Une route pour désenclaver, mais aussi pour ancrer

Sur le terrain, l’enjeu dépasse largement la communication. La voie express Tiznit-Dakhla, qui couvre environ 1 055 kilomètres selon les sources marocaines et les comptes rendus de presse, améliore la connexion entre les villes du Souss, de Laâyoune et de Dakhla. Pour les entreprises, cela réduit les temps de transport. Pour les habitants, cela peut faciliter l’accès aux services, aux marchés et aux emplois. Pour les autorités, c’est aussi un outil d’intégration territoriale dans une zone où le Maroc investit massivement depuis plusieurs années.

Le projet s’inscrit dans ce que Rabat appelle le modèle de développement des provinces du Sud. Ce programme, présenté par le ministère des finances, regroupe plus de 600 projets et plusieurs dizaines de milliards de dirhams d’investissements. Il touche les routes, l’eau, la pêche, les phosphates et les énergies renouvelables. Autrement dit, la route n’est pas isolée : elle sert une stratégie plus large de mise en valeur économique, dans laquelle Dakhla est pensée comme porte d’entrée atlantique vers l’Afrique de l’Ouest.

Cette lecture marocaine n’efface pas la contestation. Pour l’ONU, le statut du territoire n’est pas réglé. Pour le Polisario, le chantier renforce une présence marocaine contestée dans une zone qu’il considère toujours comme occupée. C’est précisément là que le dossier reste sensible : le développement réel des infrastructures cohabite avec une querelle de souveraineté qui n’a pas disparu. La route devient alors un marqueur politique autant qu’un équipement public.

Un message qui dépasse le seul Maroc

Dans le Maghreb, le sujet ne se limite jamais à Rabat et aux Sahraouis. Il engage aussi Alger, qui soutient le Polisario, et il continue d’orienter les équilibres diplomatiques régionaux.
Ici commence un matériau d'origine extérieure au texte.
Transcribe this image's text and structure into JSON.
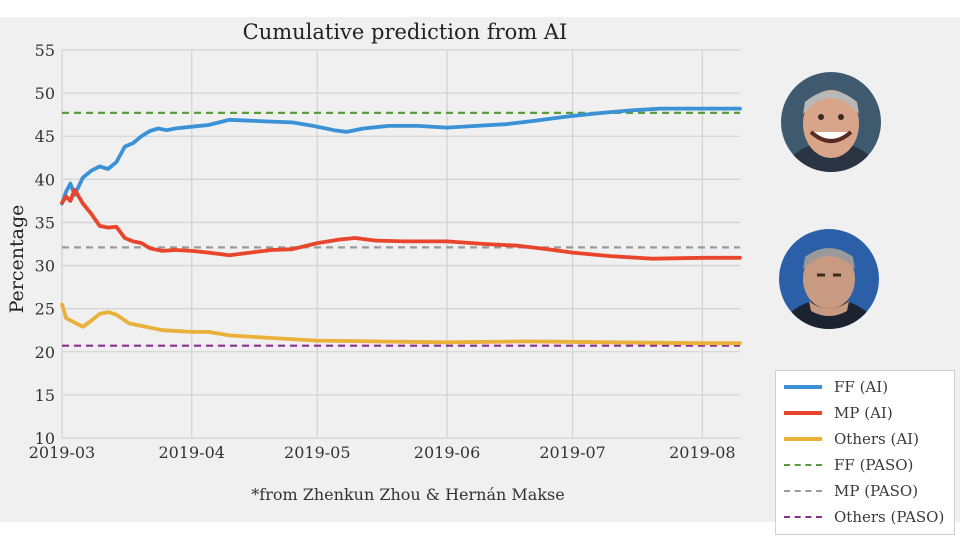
{
  "colors": {
    "ff": "#3a91d6",
    "mp": "#e8452c",
    "others": "#e9b03a",
    "ff_paso": "#5a9c3c",
    "mp_paso": "#9a9a9a",
    "others_paso": "#8b2f8f",
    "grid": "#d4d4d4",
    "background": "#f0f0f0"
  },
  "photos": {
    "ff_icon": "person-photo-ff",
    "mp_icon": "person-photo-mp"
  },
  "chart_data": {
    "type": "line",
    "title": "Cumulative prediction from AI",
    "xlabel": "",
    "ylabel": "Percentage",
    "footnote": "*from Zhenkun Zhou & Hernán Makse",
    "xlim": [
      "2019-03-01",
      "2019-08-10"
    ],
    "ylim": [
      10,
      55
    ],
    "yticks": [
      10,
      15,
      20,
      25,
      30,
      35,
      40,
      45,
      50,
      55
    ],
    "xticks": [
      {
        "date": "2019-03-01",
        "label": "2019-03"
      },
      {
        "date": "2019-04-01",
        "label": "2019-04"
      },
      {
        "date": "2019-05-01",
        "label": "2019-05"
      },
      {
        "date": "2019-06-01",
        "label": "2019-06"
      },
      {
        "date": "2019-07-01",
        "label": "2019-07"
      },
      {
        "date": "2019-08-01",
        "label": "2019-08"
      }
    ],
    "grid": true,
    "legend_position": "bottom-right",
    "series": [
      {
        "name": "FF (AI)",
        "key": "ff",
        "style": "solid",
        "x": [
          "2019-03-01",
          "2019-03-02",
          "2019-03-03",
          "2019-03-04",
          "2019-03-06",
          "2019-03-08",
          "2019-03-10",
          "2019-03-12",
          "2019-03-14",
          "2019-03-16",
          "2019-03-18",
          "2019-03-20",
          "2019-03-22",
          "2019-03-24",
          "2019-03-26",
          "2019-03-28",
          "2019-04-01",
          "2019-04-05",
          "2019-04-10",
          "2019-04-15",
          "2019-04-20",
          "2019-04-25",
          "2019-04-30",
          "2019-05-05",
          "2019-05-08",
          "2019-05-12",
          "2019-05-18",
          "2019-05-25",
          "2019-06-01",
          "2019-06-08",
          "2019-06-15",
          "2019-06-22",
          "2019-06-30",
          "2019-07-08",
          "2019-07-15",
          "2019-07-22",
          "2019-08-01",
          "2019-08-10"
        ],
        "y": [
          37.2,
          38.6,
          39.5,
          38.2,
          40.2,
          41.0,
          41.5,
          41.2,
          42.0,
          43.8,
          44.2,
          45.0,
          45.6,
          45.9,
          45.7,
          45.9,
          46.1,
          46.3,
          46.9,
          46.8,
          46.7,
          46.6,
          46.2,
          45.7,
          45.5,
          45.9,
          46.2,
          46.2,
          46.0,
          46.2,
          46.4,
          46.8,
          47.3,
          47.7,
          48.0,
          48.2,
          48.2,
          48.2
        ]
      },
      {
        "name": "MP (AI)",
        "key": "mp",
        "style": "solid",
        "x": [
          "2019-03-01",
          "2019-03-02",
          "2019-03-03",
          "2019-03-04",
          "2019-03-06",
          "2019-03-08",
          "2019-03-10",
          "2019-03-12",
          "2019-03-14",
          "2019-03-16",
          "2019-03-18",
          "2019-03-20",
          "2019-03-22",
          "2019-03-25",
          "2019-03-28",
          "2019-04-01",
          "2019-04-05",
          "2019-04-10",
          "2019-04-15",
          "2019-04-20",
          "2019-04-25",
          "2019-05-01",
          "2019-05-06",
          "2019-05-10",
          "2019-05-15",
          "2019-05-22",
          "2019-06-01",
          "2019-06-10",
          "2019-06-18",
          "2019-06-25",
          "2019-07-01",
          "2019-07-10",
          "2019-07-20",
          "2019-08-01",
          "2019-08-10"
        ],
        "y": [
          37.3,
          38.0,
          37.5,
          38.8,
          37.2,
          36.0,
          34.6,
          34.4,
          34.5,
          33.2,
          32.8,
          32.6,
          32.0,
          31.7,
          31.8,
          31.7,
          31.5,
          31.2,
          31.5,
          31.8,
          31.9,
          32.6,
          33.0,
          33.2,
          32.9,
          32.8,
          32.8,
          32.5,
          32.3,
          31.9,
          31.5,
          31.1,
          30.8,
          30.9,
          30.9
        ]
      },
      {
        "name": "Others (AI)",
        "key": "others",
        "style": "solid",
        "x": [
          "2019-03-01",
          "2019-03-02",
          "2019-03-04",
          "2019-03-06",
          "2019-03-08",
          "2019-03-10",
          "2019-03-12",
          "2019-03-14",
          "2019-03-17",
          "2019-03-20",
          "2019-03-25",
          "2019-04-01",
          "2019-04-05",
          "2019-04-10",
          "2019-04-20",
          "2019-05-01",
          "2019-05-15",
          "2019-06-01",
          "2019-06-20",
          "2019-07-10",
          "2019-08-01",
          "2019-08-10"
        ],
        "y": [
          25.5,
          23.9,
          23.4,
          22.9,
          23.6,
          24.4,
          24.6,
          24.3,
          23.3,
          23.0,
          22.5,
          22.3,
          22.3,
          21.9,
          21.6,
          21.3,
          21.2,
          21.1,
          21.2,
          21.1,
          21.0,
          21.0
        ]
      },
      {
        "name": "FF (PASO)",
        "key": "ff_paso",
        "style": "dashed",
        "x": [
          "2019-03-01",
          "2019-08-10"
        ],
        "y": [
          47.7,
          47.7
        ]
      },
      {
        "name": "MP (PASO)",
        "key": "mp_paso",
        "style": "dashed",
        "x": [
          "2019-03-01",
          "2019-08-10"
        ],
        "y": [
          32.1,
          32.1
        ]
      },
      {
        "name": "Others (PASO)",
        "key": "others_paso",
        "style": "dashed",
        "x": [
          "2019-03-01",
          "2019-08-10"
        ],
        "y": [
          20.7,
          20.7
        ]
      }
    ]
  }
}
La résolution du Conseil de sécurité de 2023 a réaffirmé le soutien au processus mené par l’envoyé personnel du secrétaire général de l’ONU, Staffan de Mistura, avec l’objectif d’une solution politique juste, durable et mutuellement acceptable. La séquence de 2026 montre que, malgré les années, la bataille du récit reste entière.

Pour l’Afrique du Nord, l’épisode rappelle aussi que les infrastructures peuvent devenir des instruments de puissance douce. Un axe routier, un port, une zone franche ou un réseau électrique ne servent pas seulement l’économie. Ils installent un rapport de force, dessinent des centralités et préparent parfois les alliances de demain. Au Maroc, la voie Tiznit-Dakhla est de cette nature : elle relie le littoral atlantique, les provinces du Sud et une ambition continentale assumée.
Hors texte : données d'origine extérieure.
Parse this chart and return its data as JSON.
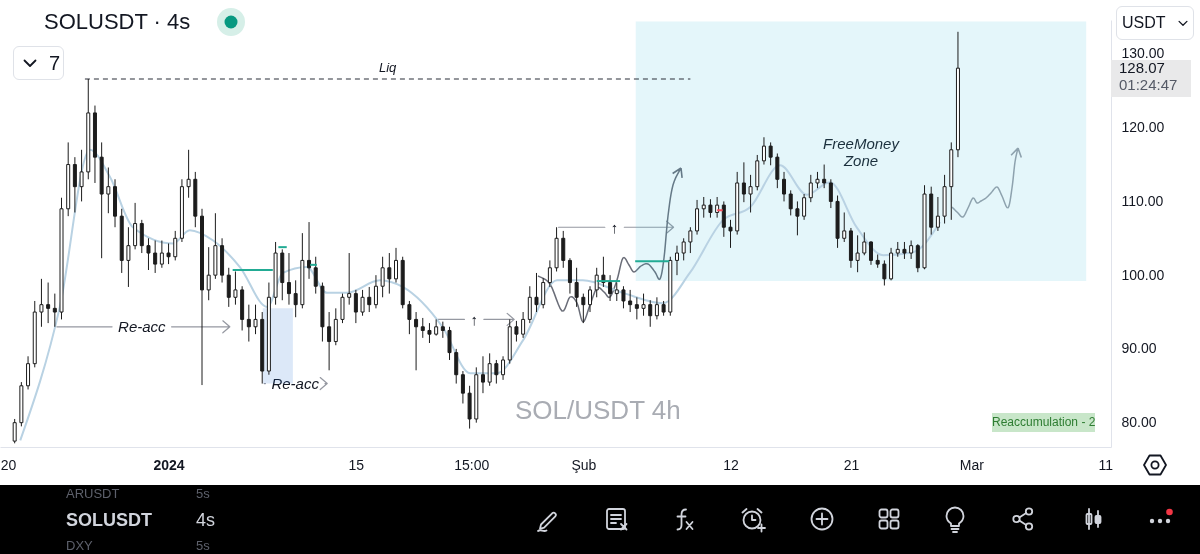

Ce qu’il faut donc surveiller, dans les semaines à venir, n’est pas seulement la pose d’une plaque ou la viralité d’un message sur un réseau social. C’est la manière dont cette décision sera utilisée dans les échanges avec Washington, dans les discussions à l’ONU et dans la compétition d’influence au Maghreb. À Rabat, la route porte désormais un nom américain. Mais politiquement, elle continue surtout de mener vers le même dossier : celui du Sahara occidental, au cœur de la diplomatie marocaine contemporaine.